Guillaume tested the top domains with Citoid for two wikis, and shared the results with the respective WikiProjects. The top 15 domains on the English Wikipedia were at least partially supported; On the French Wikipedia, two of the top 15 domains were not supported at all; the others were at least partially supported.

See also[edit]


  1. Following the activation of Citoid on the French-, Italian- and English-language Wikipedias, several users started testing it with various sources. On the French-language Wikipedia, this was done on Projet:Sources/Sources les plus utilisées/Liste manuelle.

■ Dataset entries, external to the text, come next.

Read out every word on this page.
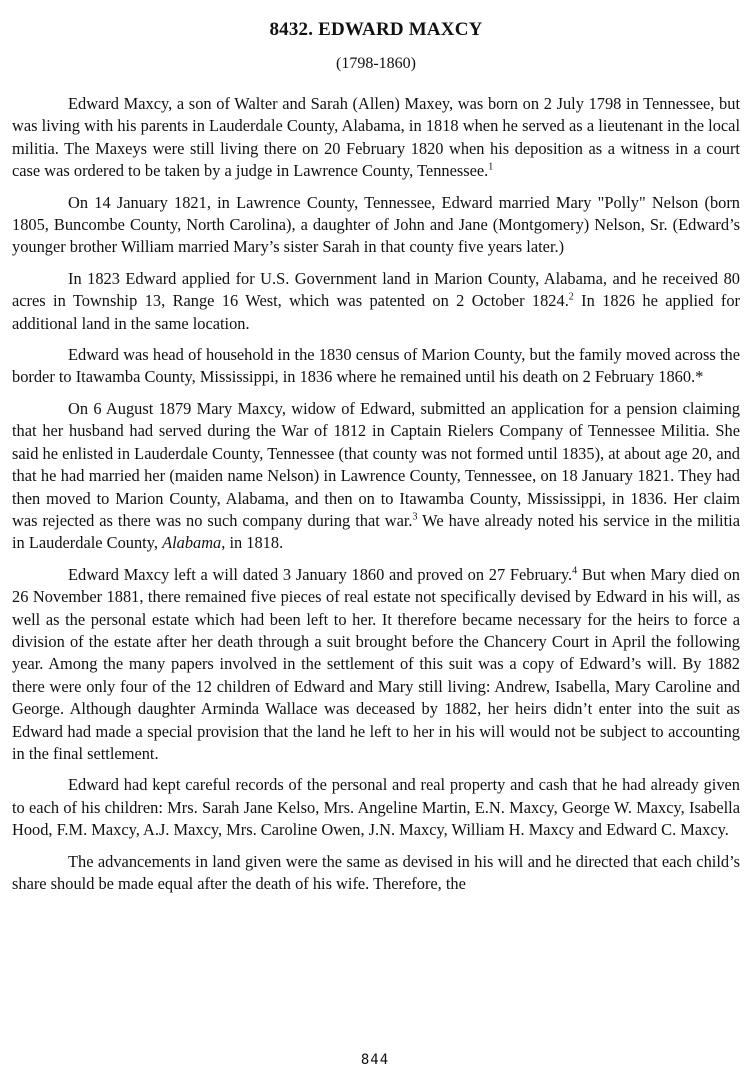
8432. EDWARD MAXCY
(1798-1860)

Edward Maxcy, a son of Walter and Sarah (Allen) Maxey, was born on 2 July 1798 in Tennessee, but was living with his parents in Lauderdale County, Alabama, in 1818 when he served as a lieutenant in the local militia. The Maxeys were still living there on 20 February 1820 when his deposition as a witness in a court case was ordered to be taken by a judge in Lawrence County, Tennessee.$^1$

On 14 January 1821, in Lawrence County, Tennessee, Edward married Mary "Polly" Nelson (born 1805, Buncombe County, North Carolina), a daughter of John and Jane (Montgomery) Nelson, Sr. (Edward’s younger brother William married Mary’s sister Sarah in that county five years later.)

In 1823 Edward applied for U.S. Government land in Marion County, Alabama, and he received 80 acres in Township 13, Range 16 West, which was patented on 2 October 1824.$^2$ In 1826 he applied for additional land in the same location.

Edward was head of household in the 1830 census of Marion County, but the family moved across the border to Itawamba County, Mississippi, in 1836 where he remained until his death on 2 February 1860.*

On 6 August 1879 Mary Maxcy, widow of Edward, submitted an application for a pension claiming that her husband had served during the War of 1812 in Captain Rielers Company of Tennessee Militia. She said he enlisted in Lauderdale County, Tennessee (that county was not formed until 1835), at about age 20, and that he had married her (maiden name Nelson) in Lawrence County, Tennessee, on 18 January 1821. They had then moved to Marion County, Alabama, and then on to Itawamba County, Mississippi, in 1836. Her claim was rejected as there was no such company during that war.$^3$ We have already noted his service in the militia in Lauderdale County, Alabama, in 1818.

Edward Maxcy left a will dated 3 January 1860 and proved on 27 February.$^4$ But when Mary died on 26 November 1881, there remained five pieces of real estate not specifically devised by Edward in his will, as well as the personal estate which had been left to her. It therefore became necessary for the heirs to force a division of the estate after her death through a suit brought before the Chancery Court in April the following year. Among the many papers involved in the settlement of this suit was a copy of Edward’s will. By 1882 there were only four of the 12 children of Edward and Mary still living: Andrew, Isabella, Mary Caroline and George. Although daughter Arminda Wallace was deceased by 1882, her heirs didn’t enter into the suit as Edward had made a special provision that the land he left to her in his will would not be subject to accounting in the final settlement.

Edward had kept careful records of the personal and real property and cash that he had already given to each of his children: Mrs. Sarah Jane Kelso, Mrs. Angeline Martin, E.N. Maxcy, George W. Maxcy, Isabella Hood, F.M. Maxcy, A.J. Maxcy, Mrs. Caroline Owen, J.N. Maxcy, William H. Maxcy and Edward C. Maxcy.

The advancements in land given were the same as devised in his will and he directed that each child’s share should be made equal after the death of his wife. Therefore, the

844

On the English Wikipedia, testing was coordinated around sources available through the "Wikipedia library" program, at Wikipedia:TWL/Citoid, and by members of WikiProject Medicine. Other tests were done by Erica Litrenta ([1] [2] [3] [4]) and Rachel diCerbo ([5]). Other users compared Citoid with other tools used to automatically retrieve and format source metadata. LuisVilla compared Citoid and reFill, and Atlasowa and Ark25 compared Citoid, Zotero and Ark25's "RefScript" tool.
  2. Manual:Externallinks table on
  3. Wikimedia Downloads.
  4. Scientific citations in Wikipedia. Finn Årup Nielsen. First Monday, volume 12, number 8 (August 2007).
  5. Top news cites referenced from Wikipedia. Finn Årup Nielsen. 2010-08-25.
  6. Getting to the source: where does Wikipedia get its information from? Heather Ford et al. Proceedings of the 9th International Symposium on Open Collaboration (WikiSym '13). 2013. doi:10.1145/2491055.2491064
  7. top hosts referenced in wikipedia (part 2). Ed Summers. 2010-08-25.
  8. Collegamenti esterni presenti con maggiore frequenza. Leonard Vertighel. Retrieved on 2015-05-11.
  9. Quarry: Most frequent domains. Incola. Retrieved 2015-05-11.